A nuclear fuel assembly can then be placed in each of the housings 15A and 15B, by a fuel assembly lifting tool, such as the winch of a travelling crane, by displacing the assembly horizontally, in accordance with the arrow F1 in FIG. 5. The fuel assemblies come to rest, by way of their lower ends, on the fuel assembly support plate 11C secured between the two plates 11A and 11B of the assembly 10.

In the case of fuel assemblies having a square cross-section, an assembly is placed in each housing 15A, 15B in such a manner that two adjacent lateral sides of this assembly rest on the faces 23 of the first bearing surface 21, as illustrated on the left in FIG. 5. The edge separating the two adjacent sides of the fuel assembly is located along the vertex 25.

Once the assemblies are in place in the housings 15A, 15B, the doors 17A, 17B are closed. For that purpose, each door 17A, 17B is caused to pivot about the shafts 51, through approximately 180°, the door then occupying an intermediate position illustrated on the left in FIG. 5. In this intermediate position, the lower portion 35 of the door is engaged in the housing, the faces 41 of the second bearing surface 39 being separated from the fuel assembly by a free space.
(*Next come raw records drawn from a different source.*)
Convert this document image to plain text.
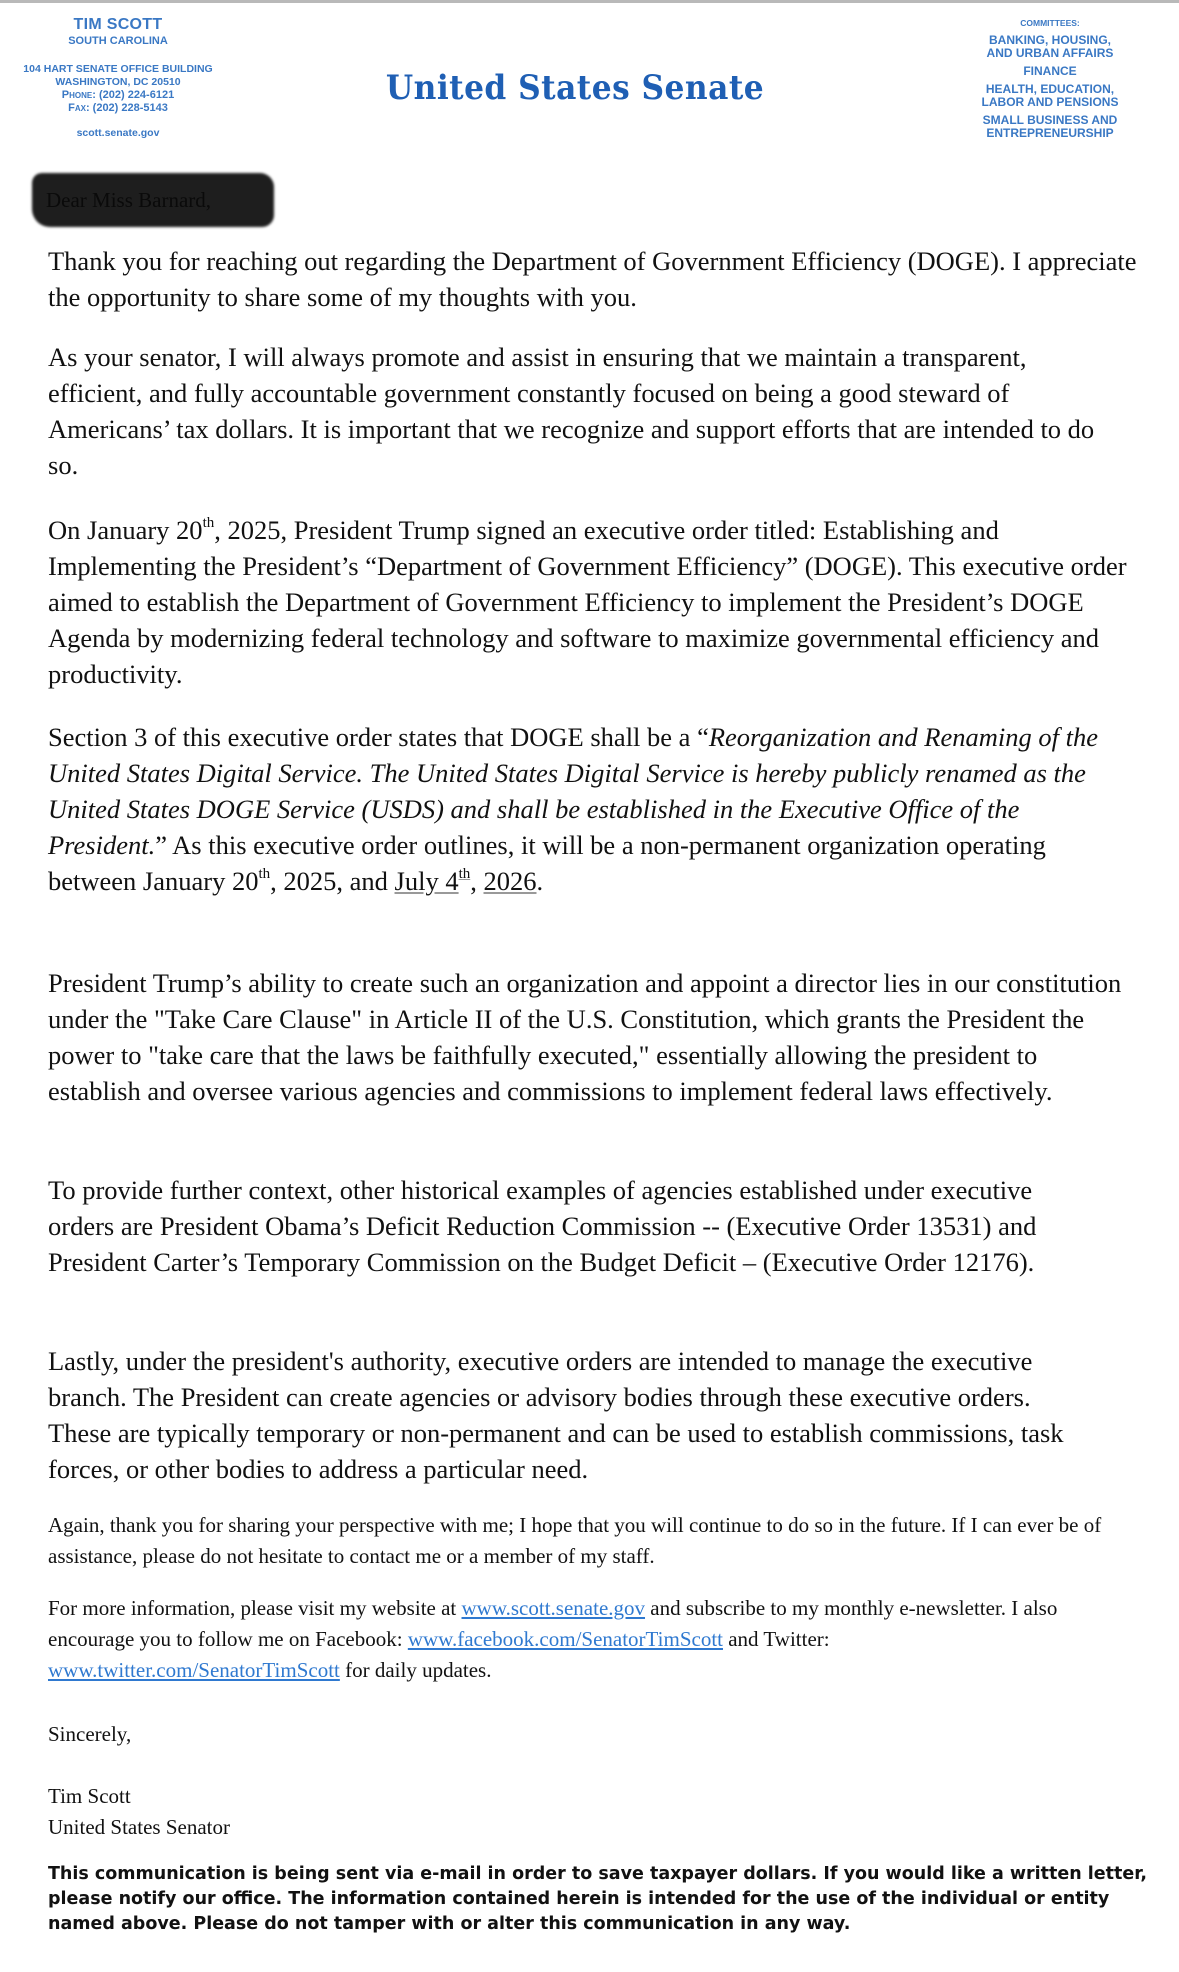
TIM SCOTT
SOUTH CAROLINA
104 HART SENATE OFFICE BUILDING
WASHINGTON, DC 20510
Phone: (202) 224-6121
Fax: (202) 228-5143
scott.senate.gov
United States Senate
COMMITTEES:
BANKING, HOUSING, AND URBAN AFFAIRS
FINANCE
HEALTH, EDUCATION, LABOR AND PENSIONS
SMALL BUSINESS AND ENTREPRENEURSHIP
Dear Miss Barnard,

Thank you for reaching out regarding the Department of Government Efficiency (DOGE). I appreciate the opportunity to share some of my thoughts with you.

As your senator, I will always promote and assist in ensuring that we maintain a transparent, efficient, and fully accountable government constantly focused on being a good steward of Americans’ tax dollars. It is important that we recognize and support efforts that are intended to do so.

On January 20th, 2025, President Trump signed an executive order titled: Establishing and Implementing the President’s “Department of Government Efficiency” (DOGE). This executive order aimed to establish the Department of Government Efficiency to implement the President’s DOGE Agenda by modernizing federal technology and software to maximize governmental efficiency and productivity.

Section 3 of this executive order states that DOGE shall be a “Reorganization and Renaming of the United States Digital Service. The United States Digital Service is hereby publicly renamed as the United States DOGE Service (USDS) and shall be established in the Executive Office of the President.” As this executive order outlines, it will be a non-permanent organization operating between January 20th, 2025, and July 4th, 2026.

President Trump’s ability to create such an organization and appoint a director lies in our constitution under the "Take Care Clause" in Article II of the U.S. Constitution, which grants the President the power to "take care that the laws be faithfully executed," essentially allowing the president to establish and oversee various agencies and commissions to implement federal laws effectively.

To provide further context, other historical examples of agencies established under executive orders are President Obama’s Deficit Reduction Commission -- (Executive Order 13531) and President Carter’s Temporary Commission on the Budget Deficit – (Executive Order 12176).

Lastly, under the president's authority, executive orders are intended to manage the executive branch. The President can create agencies or advisory bodies through these executive orders. These are typically temporary or non-permanent and can be used to establish commissions, task forces, or other bodies to address a particular need.

Again, thank you for sharing your perspective with me; I hope that you will continue to do so in the future. If I can ever be of assistance, please do not hesitate to contact me or a member of my staff.

For more information, please visit my website at www.scott.senate.gov and subscribe to my monthly e-newsletter. I also encourage you to follow me on Facebook: www.facebook.com/SenatorTimScott and Twitter: www.twitter.com/SenatorTimScott for daily updates.

Sincerely,
Tim Scott
United States Senator
This communication is being sent via e-mail in order to save taxpayer dollars. If you would like a written letter, please notify our office. The information contained herein is intended for the use of the individual or entity named above. Please do not tamper with or alter this communication in any way.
The screws 47 are then caused to turn in the bearings 53 by means of suitable tools in order to cause the nuts 49 to descend along the screws 47, the shaft ends 51 driving the door towards the assembly located in the housing.

When the faces 41 of the second bearing surface 39 come into contact with the nuclear fuel assembly, the translational movement of the cover 17A, 17B is interrupted. It will be noted that the second bearing surface 39 comes into direct contact with the nuclear fuel assembly. In particular, the door 17B, just like the door 17A, is free from bearing runners, such as those provided in the prior art at right-angles to each of the grids of a nuclear fuel assembly to be transported.

It will be appreciated that the translational movement is effected in a direction symbolized by the arrow F1 in FIG. 5 and passing via the vertices 25 and 43 of the two bearing surfaces 21 and 39.

This second part of the movement of the door 17A, 17B enables the spacing between the first and second bearing surfaces 21 and 39 to be adjusted in the holding position of the door, in accordance with the size of the fuel.

For, as shown in FIG. 4, for fuel having a square cross-section of large size, the translational movement of the door 17A, 17B will be interrupted earlier. The cross-section of such fuel is symbolized by the line marked CG on the right in FIG. 4. In that case, the faces 41 of the second bearing surface 39 bear against the two adjacent sides of the fuel that face the top of FIG. 4, but cover only a portion of those sides. A band 74 of those sides remains free, between the first and second surfaces 21 and 39.

For fuel having a cross-section of intermediate size, symbolized by the dot-dash line CM in FIG. 4, the translational movement of the door 17A, 17B is stopped further away than in the case of fuel having a cross-section CG. The free band 74 is reduced.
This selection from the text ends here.